Fraser, Antonia. The Warrior Queens. Markham. Penguin Books. 1990
Discusses the comparisons drawn between Maud and Matilda (pp.158-163), mentions Stephen’s renowned good looks, though does not annotate it, so is not absolutely reliable (p. 158) and Matilda’s role as representative of the ancient Royal line (p. 156)
Potter, K.R..(Transl.). Gesta Stephani: The Deeds of Stephen. Toronto. Thomas Nelson and Sons Ltd.. 1955
Translation of another contemporary chronicle, covers the period of Stephen’s reign. He does not mention much about the relationship between Stephen and Matilda, though she is described in glowing terms when he writes about the events of 1141. (pp. 81, 83, 85)
Stubbs, William. The Early Plantagenets. New York. Longmans, Green and Co.. 1909
Though a much older work, he does mention Matilda’s role in the year 1141 (pp. 23-24) and the death of Stephen’s “noble-hearted wife in 1152” (p. 30)
Williamson, David. Debrett’s Kings and Queens of Britain. London, Webb & Bower Publishers Ltd. 1986
Williamson thinks much of Matilda and little of Stephen, noting that the latter was akin to a broken reed after her death (p. 51)

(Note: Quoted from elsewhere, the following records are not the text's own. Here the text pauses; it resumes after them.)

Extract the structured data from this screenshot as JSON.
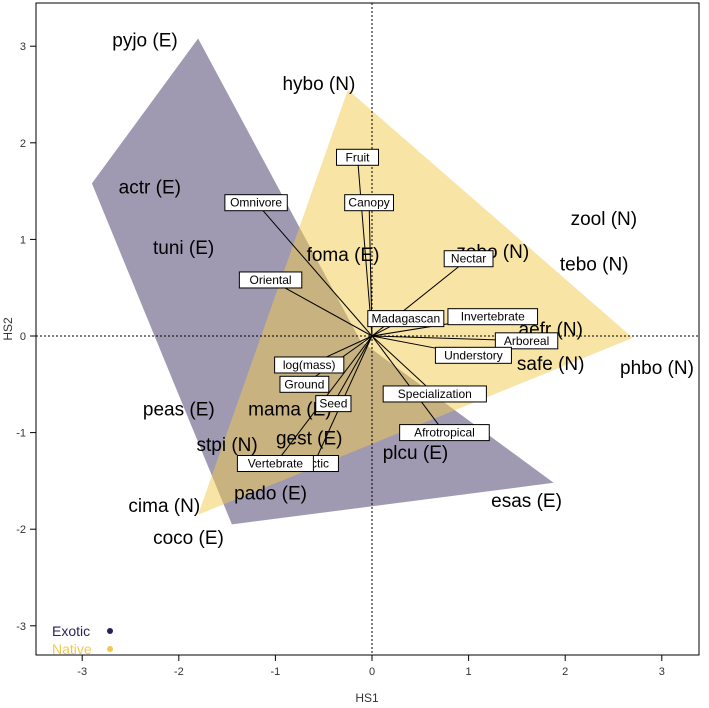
{
  "chart_data": {
    "type": "scatter",
    "xlabel": "HS1",
    "ylabel": "HS2",
    "xlim": [
      -3.4,
      3.4
    ],
    "ylim": [
      -3.3,
      3.4
    ],
    "x_ticks": [
      -3,
      -2,
      -1,
      0,
      1,
      2,
      3
    ],
    "y_ticks": [
      -3,
      -2,
      -1,
      0,
      1,
      2,
      3
    ],
    "grid": false,
    "reference_lines": [
      0,
      0
    ],
    "legend_position": "bottom-left",
    "legend": [
      {
        "name": "Exotic",
        "color": "#2a1f5c"
      },
      {
        "name": "Native",
        "color": "#f2c94c"
      }
    ],
    "hulls": [
      {
        "series": "Exotic",
        "fill": "#3f3666",
        "points": [
          [
            -1.8,
            3.08
          ],
          [
            -2.9,
            1.58
          ],
          [
            -1.45,
            -1.95
          ],
          [
            1.88,
            -1.52
          ],
          [
            -0.12,
            -0.05
          ]
        ]
      },
      {
        "series": "Native",
        "fill": "#f2c94c",
        "points": [
          [
            -0.25,
            2.55
          ],
          [
            2.7,
            -0.02
          ],
          [
            -1.8,
            -1.85
          ]
        ]
      }
    ],
    "species": [
      {
        "label": "pyjo (E)",
        "x": -2.35,
        "y": 3.07
      },
      {
        "label": "hybo (N)",
        "x": -0.55,
        "y": 2.62
      },
      {
        "label": "actr (E)",
        "x": -2.3,
        "y": 1.55
      },
      {
        "label": "tuni (E)",
        "x": -1.95,
        "y": 0.92
      },
      {
        "label": "foma (E)",
        "x": -0.3,
        "y": 0.85
      },
      {
        "label": "zobo (N)",
        "x": 1.25,
        "y": 0.88
      },
      {
        "label": "zool (N)",
        "x": 2.4,
        "y": 1.22
      },
      {
        "label": "tebo (N)",
        "x": 2.3,
        "y": 0.75
      },
      {
        "label": "aefr (N)",
        "x": 1.85,
        "y": 0.08
      },
      {
        "label": "safe (N)",
        "x": 1.85,
        "y": -0.28
      },
      {
        "label": "phbo (N)",
        "x": 2.95,
        "y": -0.32
      },
      {
        "label": "peas (E)",
        "x": -2.0,
        "y": -0.75
      },
      {
        "label": "mama (E)",
        "x": -0.85,
        "y": -0.75
      },
      {
        "label": "gest (E)",
        "x": -0.65,
        "y": -1.05
      },
      {
        "label": "stpi (N)",
        "x": -1.5,
        "y": -1.12
      },
      {
        "label": "plcu (E)",
        "x": 0.45,
        "y": -1.2
      },
      {
        "label": "pado (E)",
        "x": -1.05,
        "y": -1.62
      },
      {
        "label": "cima (N)",
        "x": -2.15,
        "y": -1.75
      },
      {
        "label": "coco (E)",
        "x": -1.9,
        "y": -2.08
      },
      {
        "label": "esas (E)",
        "x": 1.6,
        "y": -1.7
      }
    ],
    "traits": [
      {
        "label": "Fruit",
        "x": -0.15,
        "y": 1.85
      },
      {
        "label": "Canopy",
        "x": -0.03,
        "y": 1.38
      },
      {
        "label": "Omnivore",
        "x": -1.2,
        "y": 1.38
      },
      {
        "label": "Oriental",
        "x": -1.05,
        "y": 0.58
      },
      {
        "label": "Nectar",
        "x": 1.0,
        "y": 0.8
      },
      {
        "label": "Madagascan",
        "x": 0.35,
        "y": 0.18
      },
      {
        "label": "Invertebrate",
        "x": 1.25,
        "y": 0.2
      },
      {
        "label": "Arboreal",
        "x": 1.6,
        "y": -0.05
      },
      {
        "label": "Understory",
        "x": 1.05,
        "y": -0.2
      },
      {
        "label": "log(mass)",
        "x": -0.65,
        "y": -0.3
      },
      {
        "label": "Ground",
        "x": -0.7,
        "y": -0.5
      },
      {
        "label": "Seed",
        "x": -0.4,
        "y": -0.7
      },
      {
        "label": "Specialization",
        "x": 0.65,
        "y": -0.6
      },
      {
        "label": "Afrotropical",
        "x": 0.75,
        "y": -1.0
      },
      {
        "label": "Arctic",
        "x": -0.6,
        "y": -1.32
      },
      {
        "label": "Vertebrate",
        "x": -1.0,
        "y": -1.32
      }
    ]
  }
}
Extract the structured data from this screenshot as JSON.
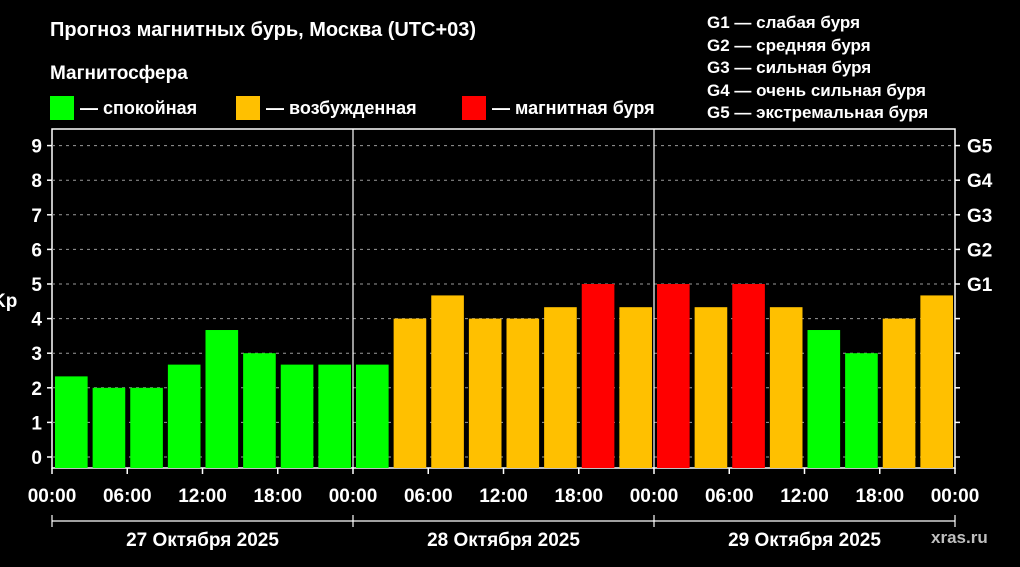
{
  "title": "Прогноз магнитных бурь, Москва (UTC+03)",
  "legend": {
    "title": "Магнитосфера",
    "items": [
      {
        "label": "— спокойная",
        "color": "#00ff00"
      },
      {
        "label": "— возбужденная",
        "color": "#ffc000"
      },
      {
        "label": "— магнитная буря",
        "color": "#ff0000"
      }
    ]
  },
  "g_legend": [
    "G1 — слабая буря",
    "G2 — средняя буря",
    "G3 — сильная буря",
    "G4 — очень сильная буря",
    "G5 — экстремальная буря"
  ],
  "watermark": "xras.ru",
  "chart_data": {
    "type": "bar",
    "ylabel": "Kp",
    "ylim": [
      0,
      9.5
    ],
    "y_ticks": [
      "0",
      "1",
      "2",
      "3",
      "4",
      "5",
      "6",
      "7",
      "8",
      "9"
    ],
    "right_ticks": [
      {
        "value": 5,
        "label": "G1"
      },
      {
        "value": 6,
        "label": "G2"
      },
      {
        "value": 7,
        "label": "G3"
      },
      {
        "value": 8,
        "label": "G4"
      },
      {
        "value": 9,
        "label": "G5"
      }
    ],
    "x_tick_labels": [
      "00:00",
      "06:00",
      "12:00",
      "18:00",
      "00:00",
      "06:00",
      "12:00",
      "18:00",
      "00:00",
      "06:00",
      "12:00",
      "18:00",
      "00:00"
    ],
    "days": [
      "27 Октября 2025",
      "28 Октября 2025",
      "29 Октября 2025"
    ],
    "interval_hours": 3,
    "values": [
      2.33,
      2.0,
      2.0,
      2.67,
      3.67,
      3.0,
      2.67,
      2.67,
      2.67,
      4.0,
      4.67,
      4.0,
      4.0,
      4.33,
      5.0,
      4.33,
      5.0,
      4.33,
      5.0,
      4.33,
      3.67,
      3.0,
      4.0,
      4.67
    ],
    "colors": {
      "quiet": "#00ff00",
      "active": "#ffc000",
      "storm": "#ff0000"
    },
    "thresholds": {
      "active": 4,
      "storm": 5
    },
    "grid": "dashed horizontal"
  }
}
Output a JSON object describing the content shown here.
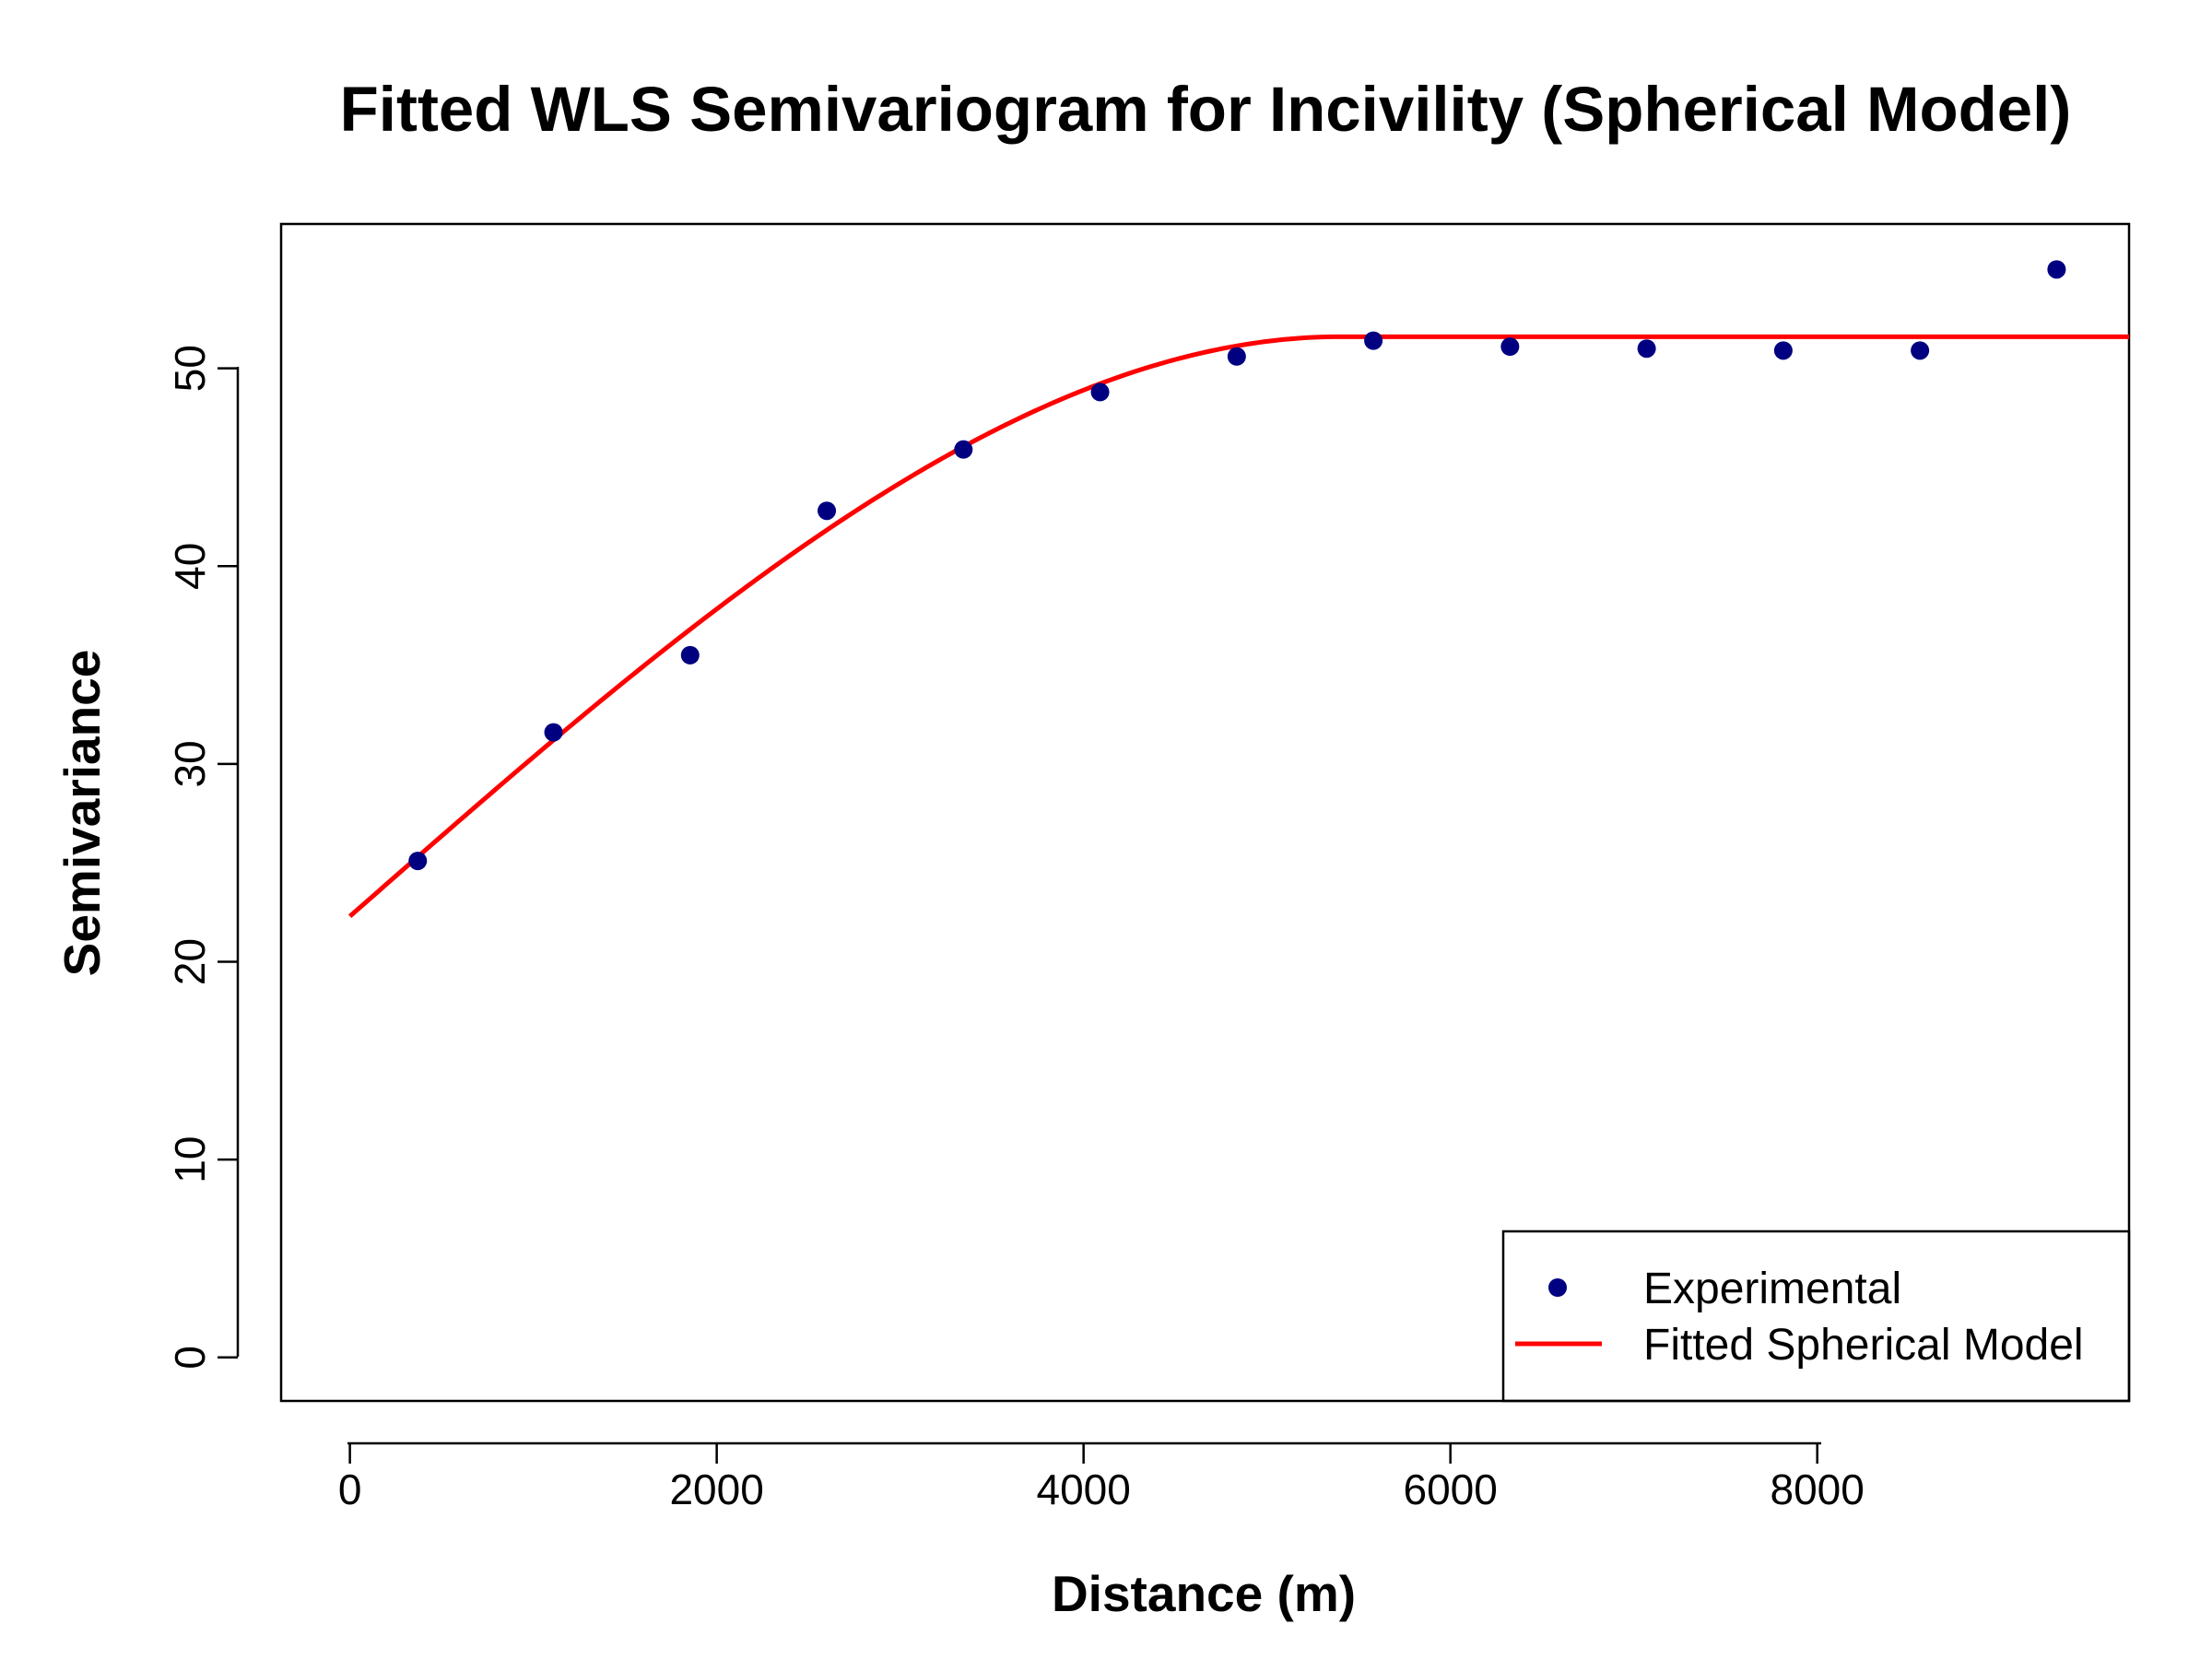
{
  "chart_data": {
    "type": "scatter",
    "title": "Fitted WLS Semivariogram for Incivility (Spherical Model)",
    "xlabel": "Distance (m)",
    "ylabel": "Semivariance",
    "xlim": [
      -375,
      9700
    ],
    "ylim": [
      -2.2,
      57.3
    ],
    "xticks": [
      0,
      2000,
      4000,
      6000,
      8000
    ],
    "yticks": [
      0,
      10,
      20,
      30,
      40,
      50
    ],
    "grid": false,
    "legend_position": "bottom-right",
    "series": [
      {
        "name": "Experimental",
        "kind": "points",
        "color": "#000080",
        "x": [
          370,
          1110,
          1855,
          2600,
          3345,
          4090,
          4835,
          5580,
          6325,
          7070,
          7815,
          8560,
          9305
        ],
        "y": [
          25.1,
          31.6,
          35.5,
          42.8,
          45.9,
          48.8,
          50.6,
          51.4,
          51.1,
          51.0,
          50.9,
          50.9,
          55.0
        ]
      },
      {
        "name": "Fitted Spherical Model",
        "kind": "line",
        "color": "#ff0000",
        "model": {
          "nugget": 22.3,
          "partial_sill": 29.3,
          "range": 5400,
          "x_from": 0,
          "x_to": 9700
        }
      }
    ]
  }
}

All of the above books deal quite well and fully with most aspects of Stephen’s life. Davis’s book, being the most recent, should be consulted in conjunction with the others, but it is highly readable and well annotated. The various authors seem to differ on whether or not Matilda’s death made Stephen more resigned to peace with Henry or spurred him into action. Either way, she obviously had an impact on his life.
Little has been written about Matilda herself. A brief bio appears in Green’s Lives of the Princesses of England, however it’s an old work (1830s) and very out of date. Next year John Carmi Parsons will publish a collection of essays entitled Eleanor of Aquitaine: Lord and Lady from St Martin’s Press, This collection will include an article by Heather Tanner of the University of Oregon about Matilda, so you might want to keep an eye out for it in 2001.
Those of you who read historical romance might find Roberta Gellis’s portrayal of her in Bond of Blood both interesting and revealing. Most historical fiction, however, seems to concentrate on the relationship between Stephen and Maud – Jean Plaidy (The Passionate Enemies), Ellen Jones (The Fatal Crown) and Haley Elizabeth Garwood (The Forgotten Queen). All three authors present Stephen and Maud as star-crossed lovers, though none of the contemporary evidence supports such a theory. Garwood apparently even goes as far as to make Matilda a villainess which is unusual as all evidence points to her being a devoted wife. Sharon Kay Penman’s novel, When Christ and His Saints Slept covers the entire period in a compelling manner and does not perpetuate the Stephen/Maud as lovers myth.